Gegengift

Pasolini und „Nosferatu“ zeigen auch den Horror unserer Tage

Prominente 100. Geburtstage sind 2022 reichlich zu feiern. An diesem Wochenende scheinen zwei davon zudem hochaktuell zu sein.

Dutzende Fans des Dezimalsystems pflegen eine besondere Passion bei uns im Gegengift. Sie feiern Hundertjährige. Tot oder lebendig. So werden sie Doris Days Geburtstag am 3. April familiär vorm TV-Gerät zelebrieren; alles Komödie. Am 27. Mai ist eine Grusel-Nacht für Christopher Lee geplant. Am 26. November werden sie mit ihren Beagles von Hundehütte zu Hundehütte ziehen, Lieder über den coolen Snoopy singen und dann seufzen: „Charles M. Schulz hatte recht. Die Welt ist noch immer so, wie Charlie Brown sie sah.“

Heuer ist dieser Hundertjährige Kalender prallvoll: José Saramago, Veronica Lake, Georg Kreisler, Judy Garland, Emil Zátopek . . . Heute denken wir an ein Genie. Am 5. März 1922 wurde in Bologna Pier Paolo Pasolini geboren. Den Hunderter schaffte er nicht, gerade die Hälfte solch erfüllten Lebens hatte er überschritten, als er 1975 ermordet wurde. Ein Übermaß hatte er zuvor der Kultur geschenkt.

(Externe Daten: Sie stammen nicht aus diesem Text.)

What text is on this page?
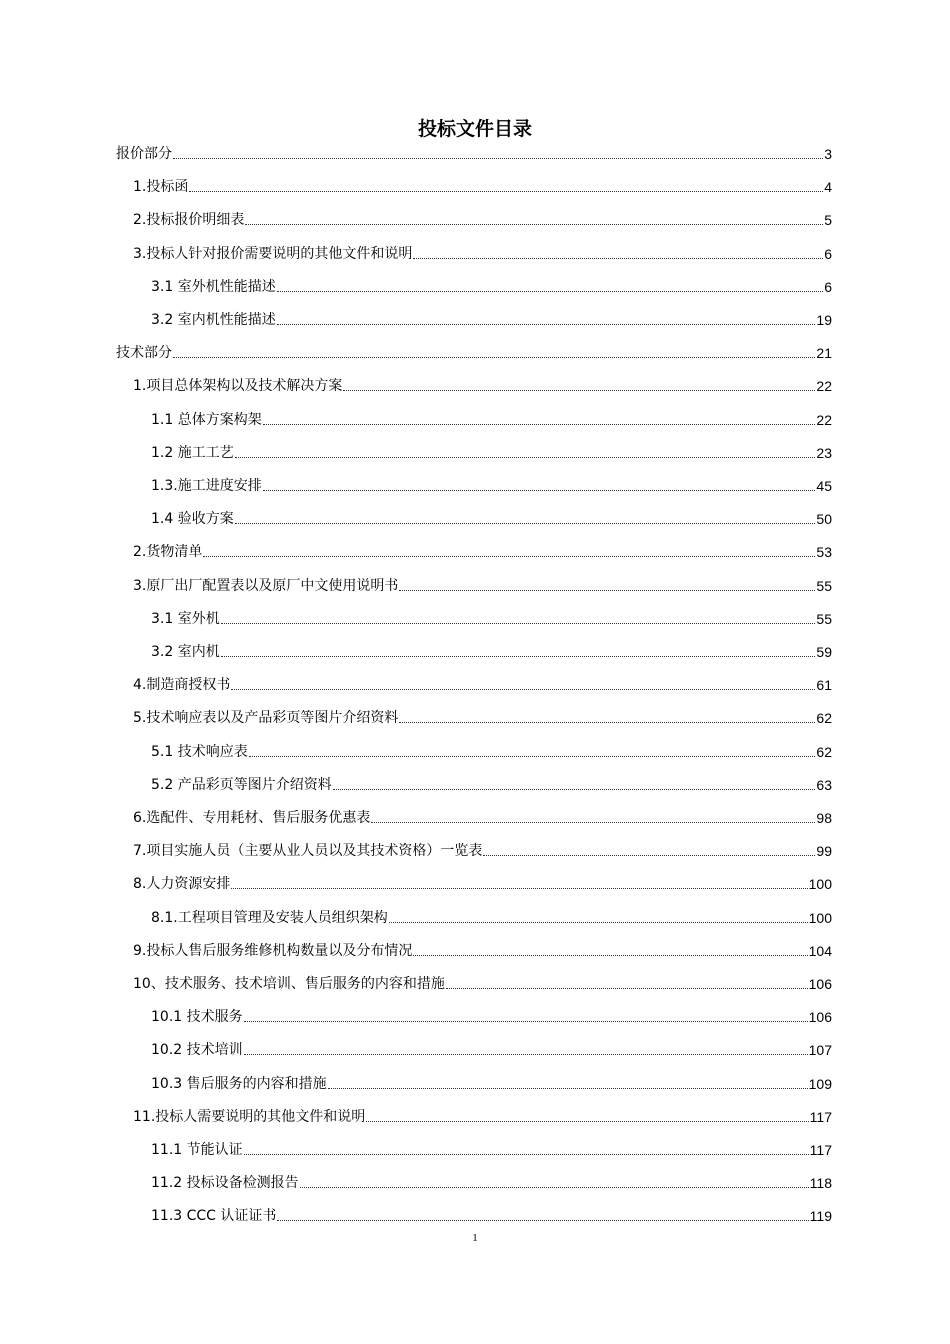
投标文件目录
报价部分	3
1.投标函	4
2.投标报价明细表	5
3.投标人针对报价需要说明的其他文件和说明	6
3.1 室外机性能描述	6
3.2 室内机性能描述	19
技术部分	21
1.项目总体架构以及技术解决方案	22
1.1 总体方案构架	22
1.2 施工工艺	23
1.3.施工进度安排	45
1.4 验收方案	50
2.货物清单	53
3.原厂出厂配置表以及原厂中文使用说明书	55
3.1 室外机	55
3.2 室内机	59
4.制造商授权书	61
5.技术响应表以及产品彩页等图片介绍资料	62
5.1 技术响应表	62
5.2 产品彩页等图片介绍资料	63
6.选配件、专用耗材、售后服务优惠表	98
7.项目实施人员（主要从业人员以及其技术资格）一览表	99
8.人力资源安排	100
8.1.工程项目管理及安装人员组织架构	100
9.投标人售后服务维修机构数量以及分布情况	104
10、技术服务、技术培训、售后服务的内容和措施	106
10.1 技术服务	106
10.2 技术培训	107
10.3 售后服务的内容和措施	109
11.投标人需要说明的其他文件和说明	117
11.1 节能认证	117
11.2 投标设备检测报告	118
11.3 CCC 认证证书	119
1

Wie beschreibt man den vielseitigen Regisseur, Dichter und Denker aus dem Friaul, der nach Rom ging und berühmt wurde, für manche berüchtigt? Als Zerrissenen. Er litt unter dem Faschismus (sein Vater war Offizier, Mussolini-Anhänger) sowie der Katholischen Kirche. Die Kommunistische Partei schloss den jungen Lehrer aus, nachdem er wegen mutmaßlicher Verführung eines Minderjährigen und Unzucht in der Öffentlichkeit angezeigt worden war. Den Linken galt er oft als reaktionär, den Rechten immer als links. Vielleicht war er ein Anarchist, der kaum Tabus kannte.